Concept
Operational

Observability: metrics, logs, traces

What each is for and how they fit together.

Observability is the discipline of being able to understand a running system from the outside. The three classic pillars (metrics, logs, traces) are not interchangeable; each answers a different kind of question, costs a different amount, and shines in different parts of an incident. A real production system uses all three, and the senior skill is knowing which one to reach for first when something breaks.
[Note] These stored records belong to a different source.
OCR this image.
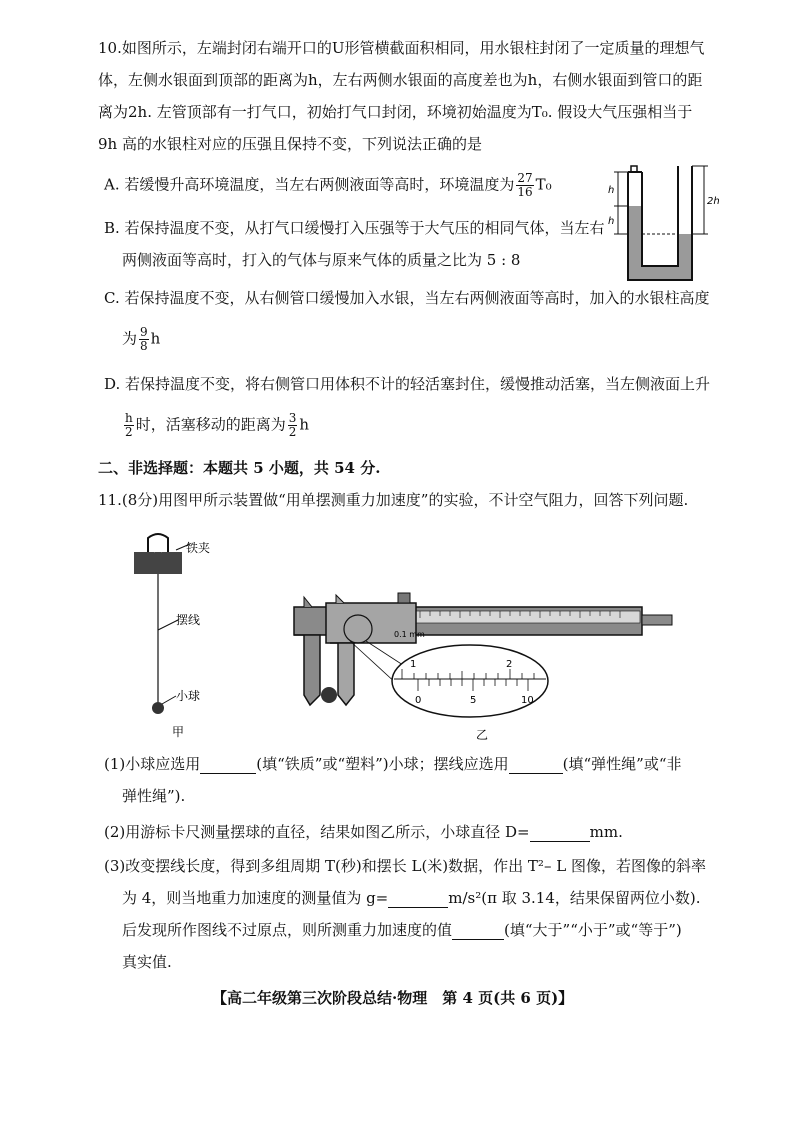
10.如图所示，左端封闭右端开口的U形管横截面积相同，用水银柱封闭了一定质量的理想气
体，左侧水银面到顶部的距离为h，左右两侧水银面的高度差也为h，右侧水银面到管口的距
离为2h. 左管顶部有一打气口，初始打气口封闭，环境初始温度为T₀. 假设大气压强相当于
9h 高的水银柱对应的压强且保持不变，下列说法正确的是
A. 若缓慢升高环境温度，当左右两侧液面等高时，环境温度为 $\frac{27}{16} T_0$
B. 若保持温度不变，从打气口缓慢打入压强等于大气压的相同气体，当左右
两侧液面等高时，打入的气体与原来气体的质量之比为 5 : 8
C. 若保持温度不变，从右侧管口缓慢加入水银，当左右两侧液面等高时，加入的水银柱高度
为 $\frac{9}{8}$ h
D. 若保持温度不变，将右侧管口用体积不计的轻活塞封住，缓慢推动活塞，当左侧液面上升
$\frac{h}{2}$ 时，活塞移动的距离为 $\frac{3}{2}$ h
h
h
2h
二、非选择题：本题共 5 小题，共 54 分.
11.(8分)用图甲所示装置做“用单摆测重力加速度”的实验，不计空气阻力，回答下列问题.
铁夹
摆线
小球
甲
0.1 mm
1	2
0	5	10
乙
(1)小球应选用	(填“铁质”或“塑料”)小球；摆线应选用	(填“弹性绳”或“非
弹性绳”).
(2)用游标卡尺测量摆球的直径，结果如图乙所示，小球直径 D=	mm.
(3)改变摆线长度，得到多组周期 T(秒)和摆长 L(米)数据，作出 T²– L 图像，若图像的斜率
为 4，则当地重力加速度的测量值为 g=	m/s²(π 取 3.14，结果保留两位小数).
后发现所作图线不过原点，则所测重力加速度的值	(填“大于”“小于”或“等于”)
真实值.
【高二年级第三次阶段总结·物理　第 4 页(共 6 页)】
The three pillars at a glance

flowchart TB
    subgraph M["Metrics — counters and gauges over time"]
        direction LR
        M1[("'requests per second',<br/>'p99 latency', 'error rate'")]:::infra
        M2[("aggregated, low cardinality<br/>cheap to store forever")]:::strong
        M3["best at: dashboards, alerting,<br/>trend analysis"]:::strong
    end

    subgraph L["Logs — discrete events with context"]
        direction LR
        L1[("'user 42 tried to delete project 99<br/>and got 403 at 14:23:17'")]:::infra
        L2[("high detail per event<br/>expensive at high volume")]:::mid
        L3["best at: incident detective work,<br/>'what exactly happened?'"]:::strong
    end

    subgraph T["Traces — one request across many services"]
        direction LR
        T1[("'request abc spent 12 ms in API,<br/>800 ms in DB, 200 ms in payments'")]:::infra
        T2[("structured causal graph<br/>often sampled to control cost")]:::mid
        T3["best at: latency hunts,<br/>cross-service flow questions"]:::strong
    end

    classDef infra fill:#fef3c7,stroke:#a16207,color:#713f12,stroke-width:1.5px
    classDef mid fill:#fef3c7,stroke:#a16207,color:#713f12,stroke-width:1.5px
    classDef strong fill:#dcfce7,stroke:#15803d,color:#14532d,stroke-width:1.5px

Metrics tell you something is wrong. Logs tell you what happened. Traces tell you where the time went. They are complementary, not redundant.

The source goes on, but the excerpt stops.